Space radiation reproduced in lab for better, safer missions

SPACE-PLANETS/ Representational image | Reuters

Researchers used novel laser-plasma-based accelerators to mimic the radiation

Space travel can now be made a bit safer and satellites could also be guarded better from radiation damage, thanks to scientists finally having been able to generate space radiation in a lab and study it. Man-made space radiation has been produced in a research lab in the University of Strathclyde, the UK.

Researchers used novel laser-plasma-based accelerators to mimic the radiation, against which there has been little protection. And scientists were frustrated that they couldn't generate it on earth and study it. That has now become possible.

The study, funded by the European Space Agency (ESA) and published in Scientific Reports, involved exploratory proof-of-concept experiments carried out at Heinrich-Heine-University in Düsseldorf and at the UK’s Central Laser Facility. Further development of this application is planned at the Strathclyde-based Scottish Centre for the Application of Plasma-Based Accelerators (SCAPA).

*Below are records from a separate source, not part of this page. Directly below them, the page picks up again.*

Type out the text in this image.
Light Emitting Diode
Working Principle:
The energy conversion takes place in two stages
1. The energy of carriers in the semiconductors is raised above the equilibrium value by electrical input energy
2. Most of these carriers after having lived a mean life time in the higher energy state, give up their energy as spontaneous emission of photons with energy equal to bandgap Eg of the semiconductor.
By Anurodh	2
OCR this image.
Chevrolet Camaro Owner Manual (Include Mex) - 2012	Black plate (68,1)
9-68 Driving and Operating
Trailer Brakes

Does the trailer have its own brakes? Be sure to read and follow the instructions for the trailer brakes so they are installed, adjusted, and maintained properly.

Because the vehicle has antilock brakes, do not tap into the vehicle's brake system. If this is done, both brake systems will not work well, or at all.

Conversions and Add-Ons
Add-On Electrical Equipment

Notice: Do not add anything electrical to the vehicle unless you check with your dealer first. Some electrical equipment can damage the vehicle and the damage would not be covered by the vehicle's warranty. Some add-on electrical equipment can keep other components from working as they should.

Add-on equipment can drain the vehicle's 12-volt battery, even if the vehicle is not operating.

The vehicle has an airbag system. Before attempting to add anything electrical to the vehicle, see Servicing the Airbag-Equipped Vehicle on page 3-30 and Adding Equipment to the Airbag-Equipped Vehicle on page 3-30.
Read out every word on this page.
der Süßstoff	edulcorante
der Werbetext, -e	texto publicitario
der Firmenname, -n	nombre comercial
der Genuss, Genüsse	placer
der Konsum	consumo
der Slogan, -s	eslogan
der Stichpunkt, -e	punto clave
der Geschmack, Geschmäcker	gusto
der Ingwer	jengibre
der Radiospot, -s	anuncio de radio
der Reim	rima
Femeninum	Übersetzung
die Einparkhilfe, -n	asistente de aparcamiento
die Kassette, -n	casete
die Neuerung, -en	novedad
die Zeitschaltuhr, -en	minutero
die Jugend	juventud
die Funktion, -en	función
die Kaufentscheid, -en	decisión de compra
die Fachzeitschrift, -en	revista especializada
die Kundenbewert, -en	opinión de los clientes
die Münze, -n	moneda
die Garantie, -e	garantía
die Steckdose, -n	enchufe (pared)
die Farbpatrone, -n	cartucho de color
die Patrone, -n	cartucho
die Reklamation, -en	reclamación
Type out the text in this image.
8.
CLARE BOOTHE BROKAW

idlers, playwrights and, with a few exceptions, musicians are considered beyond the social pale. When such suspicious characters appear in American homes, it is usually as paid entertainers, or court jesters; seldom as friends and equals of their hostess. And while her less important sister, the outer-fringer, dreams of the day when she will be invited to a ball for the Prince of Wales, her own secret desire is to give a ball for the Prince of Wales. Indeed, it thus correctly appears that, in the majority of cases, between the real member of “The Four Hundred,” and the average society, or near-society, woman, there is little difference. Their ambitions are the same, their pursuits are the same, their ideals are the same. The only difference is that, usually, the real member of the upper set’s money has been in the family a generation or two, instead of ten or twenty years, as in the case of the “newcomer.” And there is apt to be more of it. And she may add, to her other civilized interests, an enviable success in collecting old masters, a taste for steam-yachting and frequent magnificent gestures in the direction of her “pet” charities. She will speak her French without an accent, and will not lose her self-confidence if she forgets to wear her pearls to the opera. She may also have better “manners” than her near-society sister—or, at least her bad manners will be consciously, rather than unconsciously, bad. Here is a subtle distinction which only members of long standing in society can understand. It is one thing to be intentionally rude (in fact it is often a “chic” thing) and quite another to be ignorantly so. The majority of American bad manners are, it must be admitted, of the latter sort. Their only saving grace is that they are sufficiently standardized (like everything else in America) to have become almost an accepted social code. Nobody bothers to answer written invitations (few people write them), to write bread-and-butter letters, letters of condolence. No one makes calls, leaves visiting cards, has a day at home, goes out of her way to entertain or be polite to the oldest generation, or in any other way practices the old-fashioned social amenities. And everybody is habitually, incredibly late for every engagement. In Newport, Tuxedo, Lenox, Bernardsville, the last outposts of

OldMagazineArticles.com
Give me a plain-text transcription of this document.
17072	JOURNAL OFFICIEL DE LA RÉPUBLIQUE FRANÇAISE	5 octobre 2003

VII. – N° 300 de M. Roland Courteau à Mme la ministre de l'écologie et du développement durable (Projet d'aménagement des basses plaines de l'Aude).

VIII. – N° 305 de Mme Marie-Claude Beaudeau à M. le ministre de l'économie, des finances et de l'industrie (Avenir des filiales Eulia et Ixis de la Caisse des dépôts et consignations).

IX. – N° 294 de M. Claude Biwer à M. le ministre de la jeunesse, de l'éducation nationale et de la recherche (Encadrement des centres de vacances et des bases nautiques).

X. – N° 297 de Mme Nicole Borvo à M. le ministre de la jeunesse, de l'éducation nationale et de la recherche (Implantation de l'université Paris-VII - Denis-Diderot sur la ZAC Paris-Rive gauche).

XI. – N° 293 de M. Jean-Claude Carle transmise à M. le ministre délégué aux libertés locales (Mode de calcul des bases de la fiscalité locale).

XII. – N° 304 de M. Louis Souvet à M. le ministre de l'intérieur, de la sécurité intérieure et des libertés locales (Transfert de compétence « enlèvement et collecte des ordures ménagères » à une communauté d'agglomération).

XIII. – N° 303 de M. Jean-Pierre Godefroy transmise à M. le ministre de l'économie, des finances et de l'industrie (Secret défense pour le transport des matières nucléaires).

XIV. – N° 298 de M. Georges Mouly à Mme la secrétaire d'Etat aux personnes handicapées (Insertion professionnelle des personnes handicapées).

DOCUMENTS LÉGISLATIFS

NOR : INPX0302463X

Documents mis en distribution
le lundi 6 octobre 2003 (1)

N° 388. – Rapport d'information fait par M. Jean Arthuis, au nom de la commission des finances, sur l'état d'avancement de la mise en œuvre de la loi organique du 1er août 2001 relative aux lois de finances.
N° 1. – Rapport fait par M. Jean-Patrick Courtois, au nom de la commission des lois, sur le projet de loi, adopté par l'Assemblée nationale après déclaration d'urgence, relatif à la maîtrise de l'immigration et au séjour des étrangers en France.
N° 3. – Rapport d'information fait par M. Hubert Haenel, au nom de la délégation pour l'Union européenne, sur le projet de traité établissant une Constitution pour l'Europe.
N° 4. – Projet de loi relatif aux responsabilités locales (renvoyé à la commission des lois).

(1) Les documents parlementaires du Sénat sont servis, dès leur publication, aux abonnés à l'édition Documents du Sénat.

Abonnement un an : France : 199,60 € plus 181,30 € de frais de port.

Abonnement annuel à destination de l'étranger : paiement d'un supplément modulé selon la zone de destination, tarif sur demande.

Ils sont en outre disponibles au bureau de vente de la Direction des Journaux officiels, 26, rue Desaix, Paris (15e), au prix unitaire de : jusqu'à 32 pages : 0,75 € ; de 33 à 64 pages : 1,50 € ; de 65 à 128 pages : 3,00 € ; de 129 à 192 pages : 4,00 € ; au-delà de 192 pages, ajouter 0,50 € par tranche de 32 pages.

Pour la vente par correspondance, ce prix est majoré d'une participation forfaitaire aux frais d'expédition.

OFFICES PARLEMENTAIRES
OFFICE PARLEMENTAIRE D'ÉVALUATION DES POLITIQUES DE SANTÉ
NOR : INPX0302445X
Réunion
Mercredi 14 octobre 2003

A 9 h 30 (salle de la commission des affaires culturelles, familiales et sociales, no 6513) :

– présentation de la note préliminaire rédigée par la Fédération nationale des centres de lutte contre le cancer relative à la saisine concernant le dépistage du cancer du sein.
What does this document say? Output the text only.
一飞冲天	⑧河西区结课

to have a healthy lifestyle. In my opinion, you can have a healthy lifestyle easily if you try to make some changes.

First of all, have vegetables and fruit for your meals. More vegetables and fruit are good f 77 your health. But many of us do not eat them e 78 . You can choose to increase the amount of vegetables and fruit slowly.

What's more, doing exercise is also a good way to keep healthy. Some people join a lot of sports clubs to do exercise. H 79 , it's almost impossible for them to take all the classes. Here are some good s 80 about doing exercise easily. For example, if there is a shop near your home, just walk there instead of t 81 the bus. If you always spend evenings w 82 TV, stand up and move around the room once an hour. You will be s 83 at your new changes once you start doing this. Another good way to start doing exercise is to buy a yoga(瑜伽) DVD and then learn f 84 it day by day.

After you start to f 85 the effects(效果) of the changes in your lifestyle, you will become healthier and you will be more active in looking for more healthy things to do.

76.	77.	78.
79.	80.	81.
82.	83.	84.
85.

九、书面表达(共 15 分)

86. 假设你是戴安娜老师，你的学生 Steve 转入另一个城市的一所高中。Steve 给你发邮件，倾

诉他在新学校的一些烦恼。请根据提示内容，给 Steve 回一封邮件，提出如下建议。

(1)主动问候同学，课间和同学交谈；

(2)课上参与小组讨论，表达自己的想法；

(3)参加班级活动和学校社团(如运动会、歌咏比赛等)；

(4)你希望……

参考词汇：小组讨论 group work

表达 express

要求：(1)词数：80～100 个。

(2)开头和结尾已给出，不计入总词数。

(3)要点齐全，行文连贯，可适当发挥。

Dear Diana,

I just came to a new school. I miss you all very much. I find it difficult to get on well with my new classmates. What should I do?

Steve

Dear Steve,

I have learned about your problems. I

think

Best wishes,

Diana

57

Professor Bernhard Hidding, of Strathclyde’s Department of Physics, said: “Space radiation is a danger to satellite electronics as well as manned space travel. Earth’s magnetic core shields us from dangerous particles but space has no such protection. Testing for a solution would ideally be done in space but this is costly; furthermore, space radiation is difficult to replicate in laboratory conditions with conventional radiation sources, which produce radiation with rather unnatural energy distribution. By using laser-plasma-accelerators, however, we were able to produce particle flux which more closely resembled conditions in space. Our research shows laser-plasma-accelerators are viable tools for space radiation testing and are a valuable addition to conventional ground-based testing techniques.”

Further progress is expected in laser-plasma accelerator technology and this will allow the range of accurately reproducible space radiation to be extended to the radiation belts of other planets with magnetic fields, such as Jupiter or Saturn. “These planets have much stronger magnetic fields, generating far higher energy electrons than that of Earth, but exploratory missions in these harsh radiation environments have a high scientific priority, such as investigating the possibility of water on the Jupiter moon Io,”said Hidding.